White wine marinated asparagus and carrots
- 1 pound of asparagus (about 12 pieces)
- 5 carrots, cut into 1/4 pieces
- 1/2 cup of dry white wine
- 2 tablespoons of olive oil
- 1 large onion, chopped
- 3 tablespoons of freshly grated Parmesan cheese
- 1 teaspoon salt
- 1/2 teaspoon black pepper
- In a large pan, heat olive oil over medium-high heat. Add onions and cook until browned, about 4 minutes.
- Chop stems off asparagus and add to the pan. Add carrots and cook 2 minutes. Pour wine over vegetables and cook until wine is almost fully evaporated. Add salt and pepper and remove from heat.

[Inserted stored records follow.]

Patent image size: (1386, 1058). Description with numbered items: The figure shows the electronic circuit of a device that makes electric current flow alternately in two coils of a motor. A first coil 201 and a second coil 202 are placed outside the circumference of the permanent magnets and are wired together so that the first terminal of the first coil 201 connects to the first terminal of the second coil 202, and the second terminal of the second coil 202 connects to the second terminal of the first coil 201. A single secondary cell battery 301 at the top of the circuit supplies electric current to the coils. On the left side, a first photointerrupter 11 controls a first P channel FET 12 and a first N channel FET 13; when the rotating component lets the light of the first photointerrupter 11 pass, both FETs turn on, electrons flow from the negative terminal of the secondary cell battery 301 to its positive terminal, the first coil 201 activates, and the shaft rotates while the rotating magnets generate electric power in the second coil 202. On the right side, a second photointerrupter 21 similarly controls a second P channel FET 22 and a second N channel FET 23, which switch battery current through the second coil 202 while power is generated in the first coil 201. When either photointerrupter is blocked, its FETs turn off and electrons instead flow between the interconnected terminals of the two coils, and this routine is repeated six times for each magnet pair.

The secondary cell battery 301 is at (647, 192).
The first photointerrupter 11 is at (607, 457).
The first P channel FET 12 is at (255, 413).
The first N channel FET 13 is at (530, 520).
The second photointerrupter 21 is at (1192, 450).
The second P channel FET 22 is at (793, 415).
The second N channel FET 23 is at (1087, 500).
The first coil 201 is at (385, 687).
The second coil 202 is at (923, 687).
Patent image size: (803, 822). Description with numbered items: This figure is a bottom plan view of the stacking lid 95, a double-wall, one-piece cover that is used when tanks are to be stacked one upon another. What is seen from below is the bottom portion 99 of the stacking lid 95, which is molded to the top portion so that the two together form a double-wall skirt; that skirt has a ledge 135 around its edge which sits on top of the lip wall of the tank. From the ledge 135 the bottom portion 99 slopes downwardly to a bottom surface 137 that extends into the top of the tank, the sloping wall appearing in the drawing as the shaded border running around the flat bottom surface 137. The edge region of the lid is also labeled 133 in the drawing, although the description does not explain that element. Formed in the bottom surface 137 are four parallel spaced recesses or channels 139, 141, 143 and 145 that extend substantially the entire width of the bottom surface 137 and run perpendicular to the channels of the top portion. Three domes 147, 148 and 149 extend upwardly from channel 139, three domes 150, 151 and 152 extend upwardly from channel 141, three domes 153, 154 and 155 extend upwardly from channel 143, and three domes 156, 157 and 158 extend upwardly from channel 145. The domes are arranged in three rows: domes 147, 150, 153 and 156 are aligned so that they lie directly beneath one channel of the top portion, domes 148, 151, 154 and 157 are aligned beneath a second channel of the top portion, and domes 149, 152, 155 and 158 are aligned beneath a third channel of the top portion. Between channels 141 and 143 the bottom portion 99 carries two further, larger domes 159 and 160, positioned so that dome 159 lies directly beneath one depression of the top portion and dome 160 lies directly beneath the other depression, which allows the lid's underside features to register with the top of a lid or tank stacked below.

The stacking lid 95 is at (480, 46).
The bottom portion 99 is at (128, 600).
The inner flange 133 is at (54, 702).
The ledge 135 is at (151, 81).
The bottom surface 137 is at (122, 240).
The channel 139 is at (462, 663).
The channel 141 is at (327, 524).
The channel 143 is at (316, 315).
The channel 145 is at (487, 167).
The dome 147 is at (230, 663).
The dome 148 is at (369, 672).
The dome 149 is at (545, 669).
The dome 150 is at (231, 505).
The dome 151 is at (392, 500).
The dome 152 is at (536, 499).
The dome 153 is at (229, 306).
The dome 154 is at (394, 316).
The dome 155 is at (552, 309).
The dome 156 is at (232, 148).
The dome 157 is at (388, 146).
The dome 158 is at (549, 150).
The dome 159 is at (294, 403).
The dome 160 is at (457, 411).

- Place vegetables in a serving platter and garish with Parmesan cheese. Serve warm.
Yields 24 cookies
- 1 cup plus 1 teaspoon butter, divided (room temperature)
- 1 (8 ounce) package cream cheese
- 3 cups all-purpose flour
- 4 cups ground walnuts
- 3/4 cups sugar
- 1/4 cup brown sugar
- 1/2 cup milk (2 percent)
- 1 teaspoon almond extract
- 1/2 cup finely chopped walnuts
- 1 cup raspberry preserves
- 1/2 cup chopped fresh blueberries
- 1/4 cup sugar
- Preheat oven to 325 degrees F and line cookie sheets with parchment paper.
- Using a mixer (hand-held or Kitchen Aid), add 1 cup of butter and cream cheese, beat until creamy. Gradually add flour until mixture forms a ball. Divide the dough and roll dough into a 12-inch circle. Chill dough in the refrigerator for at least an hour.
- While chilling, mix together the jam, the walnuts and the chopped blueberries. Spread the filling over the dough circles and cut into wedges and form a crescent shape.
- Bake for at least 35 minutes or until soft. Roll dough in excess sugar and cool on a wire cooling rack.
A delicious and non-traditional meal that all of your family will enjoy as you celebrate the holiday of lights!